DSK et les féministes du Parlement européen

J'avais pensé écrire un petit texte suite à la réaction de parlementaires européennes, féminines et de surcroît féministes, ayant finalement  réussi à interdire de parole Dominique Strauss Kahn dans l'enceinte du Parlement européen à propos de la crise financière mondiale.


J'avais trouvé leur propos fort médiocre et même pathétique.


Quelqu'un d'autre que moi a fait le travail à ma place. Je souscris à ce qu'il dit et reproduit donc son texte intégralement.


LES TRICOTEUSES


Dominique Strauss-Kahn n’est pas un homme sympathique. Il est, à bien des égards, l’image inversée des valeurs qu’il a prétendu défendre. Il semble acquis qu’il ait vis-à-vis des femmes un comportement archaïque et détestable. Rétrospectivement, on se réjouit qu’il ne soit pas candidat à l’élection présidentielle. Si tel avait été le cas, d’aucuns se seraient probablement empressés de dévoiler l’une ou l’autre affaire graveleuse qui aurait abîmé l’homme mais, surtout, bien plus grave, blessé irrémédiablement l’idéal qu’il était censé incarner et trompé les millions de citoyens qui voient, dans la gauche française, une bouée de sauvetage pour une Europe oscillant entre la sclérose et l’intransigeance obtuse. 



L’homme peut difficilement se plaindre d’avoir fait la une de tous les tabloïds du monde. Celui qui a le rang de chef d’Etat sait qu’il ne quitte jamais la lumière, que rien ne lui sera pardonné et que le moindre dérapage aura, médiatiquement, des conséquences exponentielles. Dominique Strauss-Kahn a lui-même, par son comportement, provoqué le lynchage médiatique, certes nauséeux, dont il a été l’objet. C’est aujourd’hui un homme déchu et il est l’artisan de sa déchéance. Mais le constat doit s’arrêter là. Le lynchage doit s’arrêter. Dominique Strauss-Kahn a été blanchi des poursuites pénales engagées à son encontre aux Etats-Unis. Pour ces faits, il n’est pas présumé innocent, il est innocent. D’autres faits sont à l’instruction en France pour lesquels il est présumé d’innocence. Et s’il doit être jugé un jour, il ne le sera avec justice que pour autant que ce procès s’inscrive dans la sérénité et la dignité. Les journalistes qui sonnent l’hallali ne servent pas la justice. Ils se comportent comme les tricoteuses de la Révolution française qui célébraient une justice rendue dans le sang. Il est un devoir de tout responsable public, soucieux de justice, d’aller à contre-courant et de contribuer à la restauration d’un climat plus serein. 

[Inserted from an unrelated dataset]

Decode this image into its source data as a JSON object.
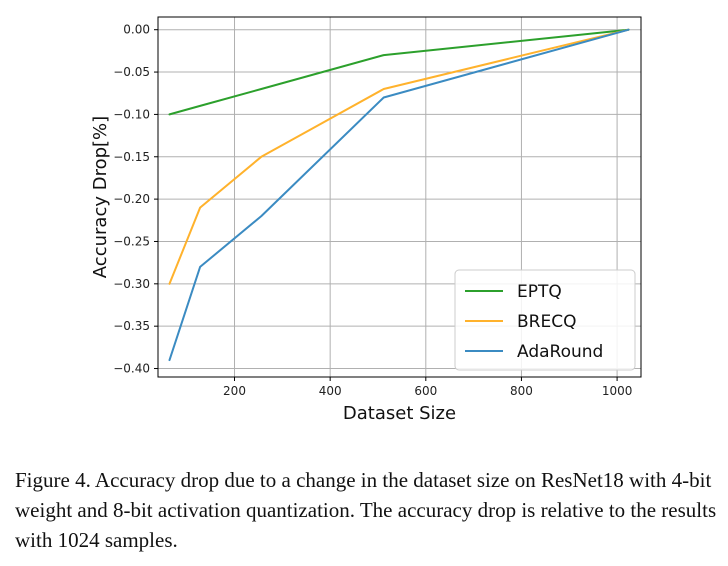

Comment comprendre alors l’intervention de deux eurodéputées belges, Isabelle Durant (Ecolo) et Véronique De Keyzer (PS), qui ont écrit au Président du Parlement européen pour que Dominique Strauss-Kahn ne soit pas invité au sein de cette institution. Elles écrivent : "Au nom du combat que nous menons pour la dignité des femmes, nous nous opposons à cette invitation et vous demandons, Monsieur le Président, de veiller à ce que ce Parlement reste un lieu de travail législatif, où les sensibilités de chacun sont respectées, et non une arène médiatique où il faut faire ‘des coups’, du show et du spectacle". Et d’ajouter : "Nous respectons la présomption d’innocence, nous respectons le droit à la libre expression et nous refusons toute ingérence moralisatrice dans la vie privée de chacun. Mais, après le déballage public et les prises de position de Dominique Strauss-Kahn sur les différentes affaires auxquelles il est confronté aujourd’hui, cette invitation est à proprement parler indécente".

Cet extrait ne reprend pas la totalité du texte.